Barring some miracle in Olympia Wednesday, the state’s so-called “universal background check” bill – House Bill 1588 – is dead and the specter is now rising that the Seattle-based Washington Alliance for Gun Responsibility (WAGR) will mount an effort to put a gun control initiative on the ballot this fall.
The bill that appears to have failed – and it may get a second life Wednesday morning as sources in Olympia tell Examiner there will be an effort to revive the measure before tonight’s deadline – was not the measure that Bellevue-based gun rights advocate Alan Gottlieb had initially offered to support. His measure would have abolished the state pistol registry, exempted concealed pistol license holders and transactions between family members. There would be no record keeping.
While the revised measure apparently met some of those conditions, gone was the pistol registry tenet and new was a concession to a law enforcement lobbying group to exempt police from the background check. Also, there was an effort to make this bill a referendum to the voters, as this column reported, but apparently that didn’t get enough traction.
Tuesday, Gottlieb told an Associated Press reporter via e-mail – a comment that has not appeared in the story as picked up by the Seattle P-I.com – that, “This is a badly flawed bill and should not be a referendum. If the House sponsors included my changes to HB 1588 and killed the state gun registry it would have had enough votes to pass and not need to be a ballot initiative.”
As reported by the Seattle Times, “The universal background-check proposal would end a discrepancy in state law that exempts private residents from conducting a background check before selling a gun.”
But veteran gun rights lobbyist Joe Waldron, legislative director for the Bellevue-based Citizens Committee for the Right to Keep and Bear Arms, said this via e-mail Wednesday morning: “End a discrepancy? What discrepancy? Nothing like the Times to put their editorial spin on the issue, in a ‘news’ article. Maybe they should come right out and suggest repealing the ‘discrepancy’ in the Bill of Rights – the Second Amendment.”

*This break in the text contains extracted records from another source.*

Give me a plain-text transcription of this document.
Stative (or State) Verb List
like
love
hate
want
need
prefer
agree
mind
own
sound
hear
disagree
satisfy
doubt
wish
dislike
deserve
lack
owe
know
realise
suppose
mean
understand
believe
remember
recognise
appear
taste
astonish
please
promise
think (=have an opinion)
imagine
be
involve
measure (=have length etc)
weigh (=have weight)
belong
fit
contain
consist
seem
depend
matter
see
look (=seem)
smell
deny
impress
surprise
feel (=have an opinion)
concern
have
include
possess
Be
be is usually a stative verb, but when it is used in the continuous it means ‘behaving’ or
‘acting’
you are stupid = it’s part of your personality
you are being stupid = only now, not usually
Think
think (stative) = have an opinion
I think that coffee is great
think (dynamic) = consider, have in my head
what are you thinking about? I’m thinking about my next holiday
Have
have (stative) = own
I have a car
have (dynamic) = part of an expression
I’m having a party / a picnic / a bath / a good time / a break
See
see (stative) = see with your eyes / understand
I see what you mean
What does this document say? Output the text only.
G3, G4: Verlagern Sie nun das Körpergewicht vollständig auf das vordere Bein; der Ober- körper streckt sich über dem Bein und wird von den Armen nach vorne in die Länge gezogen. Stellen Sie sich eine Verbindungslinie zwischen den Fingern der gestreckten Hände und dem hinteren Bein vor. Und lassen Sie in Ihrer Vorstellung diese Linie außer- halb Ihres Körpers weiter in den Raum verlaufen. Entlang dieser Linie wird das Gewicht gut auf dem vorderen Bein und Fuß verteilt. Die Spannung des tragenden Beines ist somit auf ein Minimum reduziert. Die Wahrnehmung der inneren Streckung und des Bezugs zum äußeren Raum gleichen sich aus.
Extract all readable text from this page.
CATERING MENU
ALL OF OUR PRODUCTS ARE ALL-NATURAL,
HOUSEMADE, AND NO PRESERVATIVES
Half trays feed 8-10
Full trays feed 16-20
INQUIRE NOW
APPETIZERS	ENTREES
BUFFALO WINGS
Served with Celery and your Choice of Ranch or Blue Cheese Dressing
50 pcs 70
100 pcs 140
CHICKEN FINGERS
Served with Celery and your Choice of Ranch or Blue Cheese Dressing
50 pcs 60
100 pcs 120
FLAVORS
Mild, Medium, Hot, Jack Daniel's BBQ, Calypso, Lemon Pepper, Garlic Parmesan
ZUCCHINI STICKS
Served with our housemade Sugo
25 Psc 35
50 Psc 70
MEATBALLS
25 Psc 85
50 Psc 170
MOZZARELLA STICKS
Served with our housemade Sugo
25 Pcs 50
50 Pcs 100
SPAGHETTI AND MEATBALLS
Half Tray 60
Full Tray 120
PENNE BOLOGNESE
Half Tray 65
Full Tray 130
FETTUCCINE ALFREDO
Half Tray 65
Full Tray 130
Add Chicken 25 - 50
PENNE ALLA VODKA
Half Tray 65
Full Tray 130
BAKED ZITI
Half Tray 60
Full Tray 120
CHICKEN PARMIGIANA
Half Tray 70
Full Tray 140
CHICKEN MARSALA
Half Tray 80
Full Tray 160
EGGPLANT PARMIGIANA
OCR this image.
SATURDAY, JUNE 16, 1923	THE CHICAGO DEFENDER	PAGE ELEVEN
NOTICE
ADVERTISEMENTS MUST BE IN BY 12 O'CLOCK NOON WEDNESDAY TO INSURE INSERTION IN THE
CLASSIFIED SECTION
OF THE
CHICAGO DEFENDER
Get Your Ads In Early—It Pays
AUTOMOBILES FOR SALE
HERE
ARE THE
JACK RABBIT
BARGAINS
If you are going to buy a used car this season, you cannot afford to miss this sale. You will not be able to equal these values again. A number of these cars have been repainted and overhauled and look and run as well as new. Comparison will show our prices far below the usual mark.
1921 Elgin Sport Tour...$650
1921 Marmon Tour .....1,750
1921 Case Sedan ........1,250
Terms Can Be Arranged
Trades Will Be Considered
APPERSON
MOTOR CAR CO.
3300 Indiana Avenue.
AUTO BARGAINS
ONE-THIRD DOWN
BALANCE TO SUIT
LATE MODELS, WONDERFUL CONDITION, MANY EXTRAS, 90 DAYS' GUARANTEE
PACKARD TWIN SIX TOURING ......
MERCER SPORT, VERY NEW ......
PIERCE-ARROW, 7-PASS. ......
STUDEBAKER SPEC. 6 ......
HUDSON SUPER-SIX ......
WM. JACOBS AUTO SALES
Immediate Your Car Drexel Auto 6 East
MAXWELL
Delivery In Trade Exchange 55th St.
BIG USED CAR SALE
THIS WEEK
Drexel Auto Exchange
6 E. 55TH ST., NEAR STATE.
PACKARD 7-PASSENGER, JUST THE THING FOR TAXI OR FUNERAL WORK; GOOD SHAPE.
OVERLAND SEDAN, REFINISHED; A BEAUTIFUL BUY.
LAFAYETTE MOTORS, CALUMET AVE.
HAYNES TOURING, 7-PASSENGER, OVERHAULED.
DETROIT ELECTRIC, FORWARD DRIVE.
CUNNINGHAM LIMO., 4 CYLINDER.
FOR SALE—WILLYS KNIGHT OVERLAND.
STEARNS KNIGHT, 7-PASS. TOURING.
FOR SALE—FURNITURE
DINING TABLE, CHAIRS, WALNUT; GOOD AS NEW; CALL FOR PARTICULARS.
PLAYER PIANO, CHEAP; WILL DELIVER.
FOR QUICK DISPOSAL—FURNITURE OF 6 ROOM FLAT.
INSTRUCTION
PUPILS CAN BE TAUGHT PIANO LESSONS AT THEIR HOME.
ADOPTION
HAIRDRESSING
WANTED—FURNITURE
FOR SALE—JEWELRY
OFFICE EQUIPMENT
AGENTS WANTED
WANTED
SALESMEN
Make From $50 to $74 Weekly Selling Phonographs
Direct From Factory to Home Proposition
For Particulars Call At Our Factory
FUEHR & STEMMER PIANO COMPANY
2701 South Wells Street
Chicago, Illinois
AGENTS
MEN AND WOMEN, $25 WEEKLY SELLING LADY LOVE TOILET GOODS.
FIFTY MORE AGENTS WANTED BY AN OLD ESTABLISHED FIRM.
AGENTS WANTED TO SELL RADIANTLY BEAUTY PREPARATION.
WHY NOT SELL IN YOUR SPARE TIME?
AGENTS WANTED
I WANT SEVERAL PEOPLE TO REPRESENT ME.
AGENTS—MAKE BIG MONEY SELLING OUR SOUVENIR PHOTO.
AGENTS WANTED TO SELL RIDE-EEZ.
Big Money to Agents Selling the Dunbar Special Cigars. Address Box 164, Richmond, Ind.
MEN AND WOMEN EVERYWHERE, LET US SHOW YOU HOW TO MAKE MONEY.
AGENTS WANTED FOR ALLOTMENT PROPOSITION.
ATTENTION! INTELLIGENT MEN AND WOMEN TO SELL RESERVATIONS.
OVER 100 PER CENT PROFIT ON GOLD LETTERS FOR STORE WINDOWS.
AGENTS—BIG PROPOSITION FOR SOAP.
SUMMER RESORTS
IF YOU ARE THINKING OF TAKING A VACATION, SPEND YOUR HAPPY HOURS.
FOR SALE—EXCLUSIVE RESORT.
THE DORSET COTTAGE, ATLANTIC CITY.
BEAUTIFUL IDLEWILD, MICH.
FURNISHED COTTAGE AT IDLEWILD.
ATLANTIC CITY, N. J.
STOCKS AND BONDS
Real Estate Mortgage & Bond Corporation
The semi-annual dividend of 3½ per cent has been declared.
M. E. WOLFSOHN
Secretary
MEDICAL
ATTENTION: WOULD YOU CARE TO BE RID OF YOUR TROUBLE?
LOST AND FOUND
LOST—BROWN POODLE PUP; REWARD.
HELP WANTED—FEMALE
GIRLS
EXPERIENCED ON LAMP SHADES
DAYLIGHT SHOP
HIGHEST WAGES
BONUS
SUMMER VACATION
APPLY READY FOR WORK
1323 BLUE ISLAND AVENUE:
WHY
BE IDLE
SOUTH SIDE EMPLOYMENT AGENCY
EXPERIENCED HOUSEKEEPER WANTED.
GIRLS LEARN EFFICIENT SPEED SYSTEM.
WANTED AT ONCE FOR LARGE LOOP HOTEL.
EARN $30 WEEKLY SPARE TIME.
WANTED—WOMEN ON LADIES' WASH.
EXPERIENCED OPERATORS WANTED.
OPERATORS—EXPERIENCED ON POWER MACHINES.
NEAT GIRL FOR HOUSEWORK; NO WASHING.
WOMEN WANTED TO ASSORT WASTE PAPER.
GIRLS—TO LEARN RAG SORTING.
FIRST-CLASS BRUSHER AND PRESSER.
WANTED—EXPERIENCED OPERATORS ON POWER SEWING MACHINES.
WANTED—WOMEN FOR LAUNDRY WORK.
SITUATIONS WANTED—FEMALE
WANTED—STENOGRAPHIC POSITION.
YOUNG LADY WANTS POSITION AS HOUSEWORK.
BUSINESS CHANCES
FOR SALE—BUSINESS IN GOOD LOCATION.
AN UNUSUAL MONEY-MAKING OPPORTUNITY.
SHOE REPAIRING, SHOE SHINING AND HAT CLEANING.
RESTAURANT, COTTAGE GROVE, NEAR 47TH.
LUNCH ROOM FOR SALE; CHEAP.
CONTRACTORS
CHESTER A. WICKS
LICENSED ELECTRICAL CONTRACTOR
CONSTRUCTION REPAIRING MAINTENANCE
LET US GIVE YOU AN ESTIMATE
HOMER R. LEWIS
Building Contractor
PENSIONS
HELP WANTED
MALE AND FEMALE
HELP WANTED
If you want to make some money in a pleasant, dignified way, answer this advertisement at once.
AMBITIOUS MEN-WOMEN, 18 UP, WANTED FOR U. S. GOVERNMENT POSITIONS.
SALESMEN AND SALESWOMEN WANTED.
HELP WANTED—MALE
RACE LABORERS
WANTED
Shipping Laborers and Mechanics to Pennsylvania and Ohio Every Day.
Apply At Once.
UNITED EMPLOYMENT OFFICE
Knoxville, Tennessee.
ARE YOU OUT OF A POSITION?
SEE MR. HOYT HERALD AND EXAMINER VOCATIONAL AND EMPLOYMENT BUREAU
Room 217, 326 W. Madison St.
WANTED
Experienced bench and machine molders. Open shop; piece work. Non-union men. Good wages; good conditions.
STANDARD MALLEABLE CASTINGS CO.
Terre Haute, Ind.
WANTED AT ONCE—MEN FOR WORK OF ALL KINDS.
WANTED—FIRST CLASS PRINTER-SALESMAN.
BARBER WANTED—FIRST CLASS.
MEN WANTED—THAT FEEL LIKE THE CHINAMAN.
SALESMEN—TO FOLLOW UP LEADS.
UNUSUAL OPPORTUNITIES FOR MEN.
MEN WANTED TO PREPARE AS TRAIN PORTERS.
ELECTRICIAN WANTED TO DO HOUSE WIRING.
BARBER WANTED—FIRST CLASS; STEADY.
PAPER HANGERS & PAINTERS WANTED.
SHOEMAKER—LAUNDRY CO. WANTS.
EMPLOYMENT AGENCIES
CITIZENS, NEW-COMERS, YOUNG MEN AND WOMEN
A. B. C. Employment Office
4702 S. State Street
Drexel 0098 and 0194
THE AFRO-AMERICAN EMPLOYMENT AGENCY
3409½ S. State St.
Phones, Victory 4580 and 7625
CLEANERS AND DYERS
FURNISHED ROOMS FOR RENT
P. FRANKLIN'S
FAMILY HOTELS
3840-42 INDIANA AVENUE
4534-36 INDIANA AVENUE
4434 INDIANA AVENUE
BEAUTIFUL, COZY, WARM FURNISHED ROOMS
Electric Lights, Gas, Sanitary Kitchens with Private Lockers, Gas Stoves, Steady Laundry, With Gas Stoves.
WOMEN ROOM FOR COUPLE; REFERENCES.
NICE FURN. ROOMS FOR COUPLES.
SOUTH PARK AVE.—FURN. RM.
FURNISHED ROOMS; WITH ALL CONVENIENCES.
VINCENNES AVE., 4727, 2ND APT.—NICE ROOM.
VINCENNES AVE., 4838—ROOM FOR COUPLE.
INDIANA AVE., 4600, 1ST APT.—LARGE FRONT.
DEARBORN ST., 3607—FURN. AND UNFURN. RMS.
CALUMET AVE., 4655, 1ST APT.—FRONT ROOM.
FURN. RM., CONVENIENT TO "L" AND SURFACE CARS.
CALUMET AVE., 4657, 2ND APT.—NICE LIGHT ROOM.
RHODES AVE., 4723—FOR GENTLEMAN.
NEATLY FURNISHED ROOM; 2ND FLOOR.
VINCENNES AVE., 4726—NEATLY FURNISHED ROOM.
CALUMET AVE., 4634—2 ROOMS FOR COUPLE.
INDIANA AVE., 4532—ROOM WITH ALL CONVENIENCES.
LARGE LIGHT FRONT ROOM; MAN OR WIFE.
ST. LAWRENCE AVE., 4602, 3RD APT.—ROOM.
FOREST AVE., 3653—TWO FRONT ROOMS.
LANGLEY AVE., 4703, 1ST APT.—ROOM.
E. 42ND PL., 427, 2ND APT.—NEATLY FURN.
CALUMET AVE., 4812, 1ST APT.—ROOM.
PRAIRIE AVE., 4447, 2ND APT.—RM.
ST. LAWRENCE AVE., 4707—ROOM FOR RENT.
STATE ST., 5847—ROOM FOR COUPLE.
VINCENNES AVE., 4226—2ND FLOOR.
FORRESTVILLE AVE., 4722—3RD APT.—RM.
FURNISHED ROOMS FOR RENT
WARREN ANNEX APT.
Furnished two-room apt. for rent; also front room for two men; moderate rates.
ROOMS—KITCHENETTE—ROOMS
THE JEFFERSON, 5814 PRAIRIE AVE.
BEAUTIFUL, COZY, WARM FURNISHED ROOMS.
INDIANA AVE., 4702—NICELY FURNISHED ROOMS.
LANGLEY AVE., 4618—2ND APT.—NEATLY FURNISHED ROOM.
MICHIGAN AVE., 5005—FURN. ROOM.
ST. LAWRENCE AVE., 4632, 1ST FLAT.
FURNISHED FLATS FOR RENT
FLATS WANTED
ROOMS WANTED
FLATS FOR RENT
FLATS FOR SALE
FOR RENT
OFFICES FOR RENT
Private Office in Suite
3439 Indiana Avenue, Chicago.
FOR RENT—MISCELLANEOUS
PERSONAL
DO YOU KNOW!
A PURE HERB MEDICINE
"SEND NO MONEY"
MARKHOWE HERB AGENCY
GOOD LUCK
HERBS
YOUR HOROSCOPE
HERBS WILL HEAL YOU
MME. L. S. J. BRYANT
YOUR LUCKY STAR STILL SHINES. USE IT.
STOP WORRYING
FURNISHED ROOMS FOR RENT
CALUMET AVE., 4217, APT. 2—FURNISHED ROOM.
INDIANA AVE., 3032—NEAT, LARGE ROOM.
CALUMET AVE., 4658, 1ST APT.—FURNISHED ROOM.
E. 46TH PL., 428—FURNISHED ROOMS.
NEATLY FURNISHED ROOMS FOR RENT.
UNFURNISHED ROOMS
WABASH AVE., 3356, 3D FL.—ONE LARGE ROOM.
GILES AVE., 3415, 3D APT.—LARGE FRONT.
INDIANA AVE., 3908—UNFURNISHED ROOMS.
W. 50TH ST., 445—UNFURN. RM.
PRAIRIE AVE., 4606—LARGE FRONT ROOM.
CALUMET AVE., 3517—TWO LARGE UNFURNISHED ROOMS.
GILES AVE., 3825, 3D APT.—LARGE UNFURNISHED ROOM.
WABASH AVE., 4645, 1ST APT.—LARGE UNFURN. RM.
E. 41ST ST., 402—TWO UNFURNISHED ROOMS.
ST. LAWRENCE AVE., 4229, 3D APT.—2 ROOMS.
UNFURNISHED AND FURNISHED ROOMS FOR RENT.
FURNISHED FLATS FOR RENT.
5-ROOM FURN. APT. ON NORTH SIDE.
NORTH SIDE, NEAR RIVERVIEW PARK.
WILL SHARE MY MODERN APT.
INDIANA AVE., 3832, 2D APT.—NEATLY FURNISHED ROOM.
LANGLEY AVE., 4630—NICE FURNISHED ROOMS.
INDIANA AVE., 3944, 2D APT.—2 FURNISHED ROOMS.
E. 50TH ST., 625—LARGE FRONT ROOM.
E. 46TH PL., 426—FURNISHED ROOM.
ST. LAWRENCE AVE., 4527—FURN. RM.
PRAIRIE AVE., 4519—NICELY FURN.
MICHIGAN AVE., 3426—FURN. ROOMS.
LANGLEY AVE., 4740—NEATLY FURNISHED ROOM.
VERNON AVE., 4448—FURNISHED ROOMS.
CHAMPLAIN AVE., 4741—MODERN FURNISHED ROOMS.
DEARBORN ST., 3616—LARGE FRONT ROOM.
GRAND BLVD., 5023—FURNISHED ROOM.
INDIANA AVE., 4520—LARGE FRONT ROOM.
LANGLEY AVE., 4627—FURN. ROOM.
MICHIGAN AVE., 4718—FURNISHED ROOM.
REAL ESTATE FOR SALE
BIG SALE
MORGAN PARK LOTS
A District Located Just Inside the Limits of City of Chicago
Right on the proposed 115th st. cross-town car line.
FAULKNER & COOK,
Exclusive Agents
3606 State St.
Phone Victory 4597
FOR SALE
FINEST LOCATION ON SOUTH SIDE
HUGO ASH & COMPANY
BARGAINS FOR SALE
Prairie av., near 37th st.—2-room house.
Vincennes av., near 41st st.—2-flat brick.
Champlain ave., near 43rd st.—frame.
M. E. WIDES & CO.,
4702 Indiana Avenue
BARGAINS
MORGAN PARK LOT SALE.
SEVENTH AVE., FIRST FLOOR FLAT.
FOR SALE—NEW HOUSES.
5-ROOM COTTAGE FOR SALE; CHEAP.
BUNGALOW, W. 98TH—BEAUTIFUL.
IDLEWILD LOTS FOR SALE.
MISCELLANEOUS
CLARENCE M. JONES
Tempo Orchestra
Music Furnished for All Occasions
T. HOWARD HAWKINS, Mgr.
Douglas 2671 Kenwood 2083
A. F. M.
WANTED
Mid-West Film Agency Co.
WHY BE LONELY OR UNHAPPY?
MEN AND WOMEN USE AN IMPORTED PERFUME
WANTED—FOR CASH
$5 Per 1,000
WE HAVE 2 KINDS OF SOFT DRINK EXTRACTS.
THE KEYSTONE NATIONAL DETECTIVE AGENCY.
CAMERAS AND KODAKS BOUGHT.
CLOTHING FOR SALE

Under existing federal law, private transactions are legal without background checks.
The apparent failure of this bill made national news, at least via CBS and the Drudge Report, because its timing coincided with Tuesday’s passage of a similar federal background check expansion bill by the Senate Judiciary Committee on a 10-8 strict party-line vote.
Some people suggest that if the federal measure becomes law, there would be no reason to have a state-level law, because it would be superseded by the federal statute.
What’s next for Evergreen State gun owners? If WAGR launches an initiative effort, and gets enough signatures to put a measure on the ballot, Washington gun owners are in for a bare knuckles political fight such as they haven’t seen since 1997, when they faced Initiative 676. Anti-gunners learned a lot from that campaign, and they will no doubt benefit from the lessons in that 71-29 percent drubbing.
The voting demographic has shifted, which can be seen in Washington’s twice electing Barack Obama and putting Jay Inslee in the governor’s office over Rob McKenna, and passage of gay marriage and legalized marijuana measures.
Fighting such an initiative when the press will most assuredly be in favor of its passage will require a lot of money. It will also require every gun owner in the state to convince everyone he or she knows that, as Gottlieb says, the measure is flawed. It would also require complete gun owner unity, and considering remarks in the Seattle Times, that may not be possible.
Therein lays a political minefield, because WAGR would craft its own initiative language, not simply copy that found in the failed bill. It could easily mandate record keeping, offer law enforcement an exemption but not exempt CPL holders, include provisions that hammer gun shows, perhaps include a ban on semi-autos and standard-capacity magazines for those guns, and even erode or overturn Washington’s long-standing and court-tested model preemption law, thus allowing Seattle to set its own gun regulations.
A broad gun control initiative could include provisions mandating trigger locks or other so-called “safe storage” requirements and even a prohibition on open carry, which has been upheld also by the courts.
And there is something else. According to the Daily Marker, a 12-member “Sunshine Committee” is scheduled to meet next Tuesday to review the current privacy protections for CPL holders. The Daily Marker noted, “There is legitimate worry that if the Legislature passes a bill to require universal background checks and the exemption is lifted, the private information of law-abiding gun owners could be easily obtained including addresses, employment history, even medical records that are researched prior to permit issuance.”
The same threat would exist under an initiative written by anti-gun extremists. As in New York's Westchester county outrage, a newspaper could obtain information on CPL holders and publish it, if the current privacy protections are removed.
Overreach has always been the Achilles’ heel for anti-gunners. They reach too far for too much and skeptical voters slap them back. But Washington State gun owners better not count on that in an anti-gun-rights initiative disguised as a mere “background check” effort. Initiative 676 was disguised as a “trigger lock” measure when it was, in truth, a Draconian anti-gun effort that ended up opposed by most county sheriffs, a majority of state newspapers and rank-and-file law enforcement.
Gun owners should not expect that same lightning bolt to strike twice.